Party-wear border saree are popular in America for variety of color combination, embroidery work and fabric used. While matching blouse that come along these sarees are truly fabulous. A saree is a strip of fabric usually nine yards in length that is drape over body. It is most popular in India, Nepal, Sri Lanka, Bhutan, Burma, Malaysia, and Singapore. There are more than 80 ways to wear a sari. These sarees are mostly wore at party since it is considerably lighter than it actually looks. There is often a heavy golden embroidery border all over the saree which make it unique.

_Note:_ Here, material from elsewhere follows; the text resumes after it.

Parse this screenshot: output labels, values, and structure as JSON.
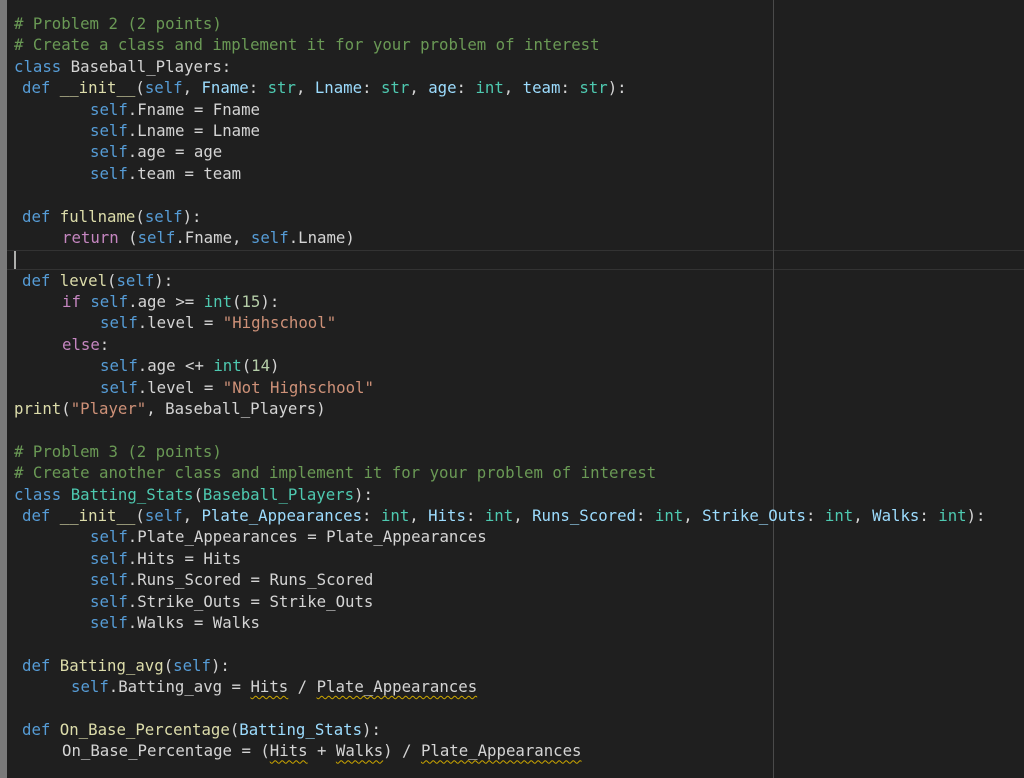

These beautiful collection features necessary attributes to complete a party-wear saree theme. Often they are in half and half pattern, which helps to understand where to stop skirt portion and start with pallu. Further, sarees are also embellish with zardosi, mirror work, sequins and aari making them the ideal tribute to beauty. Designer sarees come with gorgeous work of colorful sequins, stones, beads and new fabric.
Party-wear Border sarees
Border sarees have gained its popularity due to the growth of Indian fashion trends globally. Many Bollywood celebrities have wore it at international events representing the Indian culture. In 2010, Deepika Padukone wore one such saree representing her country at an international event. On her very first red carpet appearance at the Cannes International Film Festival, she stepped out on the red carpet in a Rohit Bal sari. Ashley Judd donned a purple sari at the YouthAIDS Benefit Gala in November 2007 at the Ritz Carlton in Mclean, Virginia.